I had been introduced to the idea of evolution already but from the perspective of people who disagreed with it. They had provided me with a description of the theory, but not with the detail and nuance that someone who agreed with it might have. It was a weaker, more easily refuted version of the idea, so naturally, I thought it was obviously wrong.

Worse, I became unsympathetic to anyone who held that idea to be true. I thought of them as stupid and ignorant. How could they possibly believe something so clearly false? In reality, I simply didn’t know their side of the story. The first piece of information I encountered on the topic told me it was false, so I was anchored to that idea. Nothing further could sway me. And if nothing could sway me, how could I possibly know whether I was wrong or right?  

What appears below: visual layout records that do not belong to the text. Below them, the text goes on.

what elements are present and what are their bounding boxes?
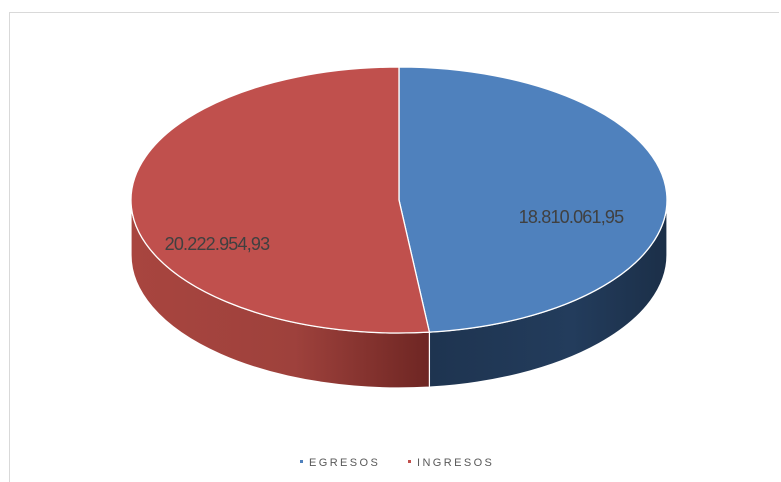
data-label-egresos: 18.810.061,95 <box>519 207 624 227</box>
legend-marker-egresos <box>300 460 303 463</box>
legend-label-ingresos: INGRESOS <box>417 457 494 469</box>
legend-marker-ingresos <box>408 460 411 463</box>
pie-slice-egresos <box>398 66 668 333</box>
data-label-ingresos: 20.222.954,93 <box>165 234 270 254</box>
pie-slice-ingresos <box>130 66 431 334</box>
legend-label-egresos: EGRESOS <box>309 457 380 469</box>
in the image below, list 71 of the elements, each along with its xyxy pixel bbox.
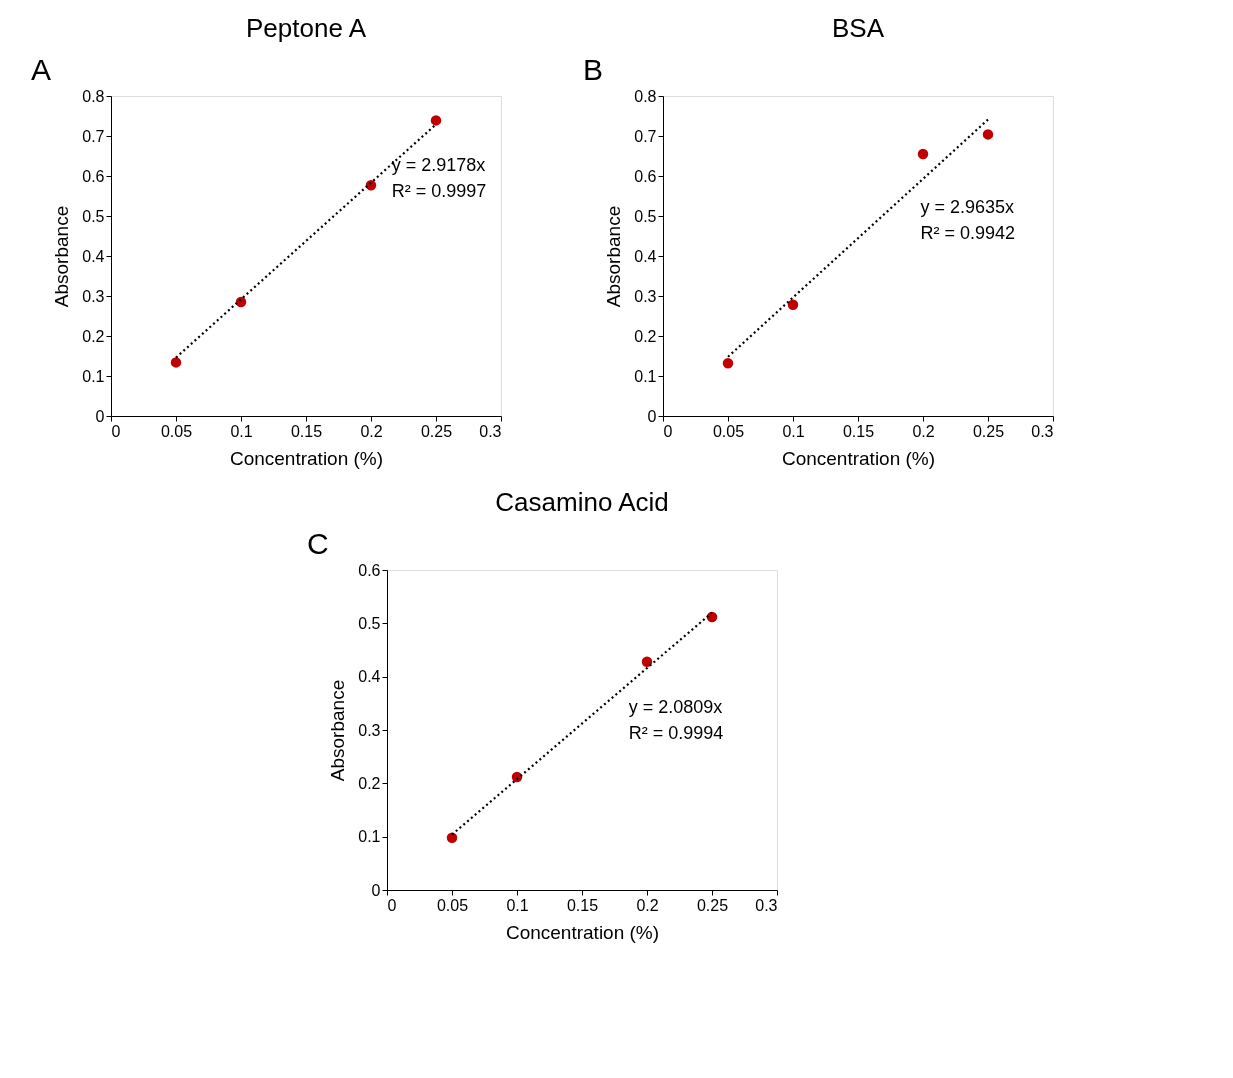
- y-tick-label: 0.4: [82, 247, 105, 265]
- y-axis-title: Absorbance: [603, 205, 625, 308]
- y-tick-label: 0.5: [358, 614, 381, 632]
- x-tick-label: 0: [111, 422, 121, 440]
- y-tick-label: 0.1: [358, 828, 381, 846]
- x-tick-label: 0.25: [972, 422, 1005, 440]
- x-tick-label: 0.15: [566, 896, 599, 914]
- point: [722, 357, 734, 369]
- y-tick-label: 0: [95, 407, 105, 425]
- y-tick-label: 0.4: [358, 668, 381, 686]
- y-tick-label: 0.1: [634, 367, 657, 385]
- annotation: R² = 0.9942: [920, 223, 1015, 243]
- point: [641, 656, 653, 667]
- y-tick-label: 0.2: [82, 327, 105, 345]
- point: [917, 148, 929, 160]
- chart-title: BSA: [831, 13, 885, 43]
- x-tick-label: 0.3: [479, 422, 502, 440]
- text: A: [31, 53, 52, 86]
- x-tick-label: 0: [663, 422, 673, 440]
- point: [170, 357, 182, 368]
- x-tick-label: 0: [387, 896, 397, 914]
- y-tick-label: 0.6: [358, 561, 381, 579]
- x-tick-label: 0.15: [290, 422, 323, 440]
- x-tick-label: 0.2: [912, 422, 935, 440]
- x-tick-label: 0.1: [230, 422, 253, 440]
- y-tick-label: 0: [371, 881, 381, 899]
- point: [446, 832, 458, 843]
- annotation: R² = 0.9997: [391, 181, 487, 202]
- y-tick-label: 0.5: [634, 207, 657, 225]
- y-tick-label: 0.3: [82, 287, 105, 305]
- x-tick-label: 0.1: [506, 896, 529, 914]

When someone is given an inoculation in the medical world, a weakened version of the disease is administered to the patient. Their immune response has no trouble dispatching the enfeebled intruder. Once it defeats the pathogen, it learns how to defeat the same opponent in the future. So when the immune response encounters the pathogen in its true form, it is ready.

The same process happens for concepts, for ideologies and understandings of the world. We’re presented with a weakened version of an argument, a straw man if you will, and told how the argument is flawed. Our mind develops an immunity to the idea and defends itself against the encounter. When you finally do encounter the idea again, you don’t objectively hear the points of the argument. No, you feel angry, uncomfortable, or simply a quiet disbelief. You might not even be sure why you disagree with the argument, it just doesn’t feel right.

It’s that feeling that we need to be aware of. It’s the surest indication that we’ve been inoculated, that we’ve prejudiced an idea. Now, that doesn’t necessarily mean that you’re wrong. Sometimes our preconceived notions are correct. However, it does indicate that we’re not really listening to opposing views. And, if we’re not really listening to thoughts that contradict our own, we certainly won’t recognise when we’re wrong. We will be as broken clocks, only right twice a day.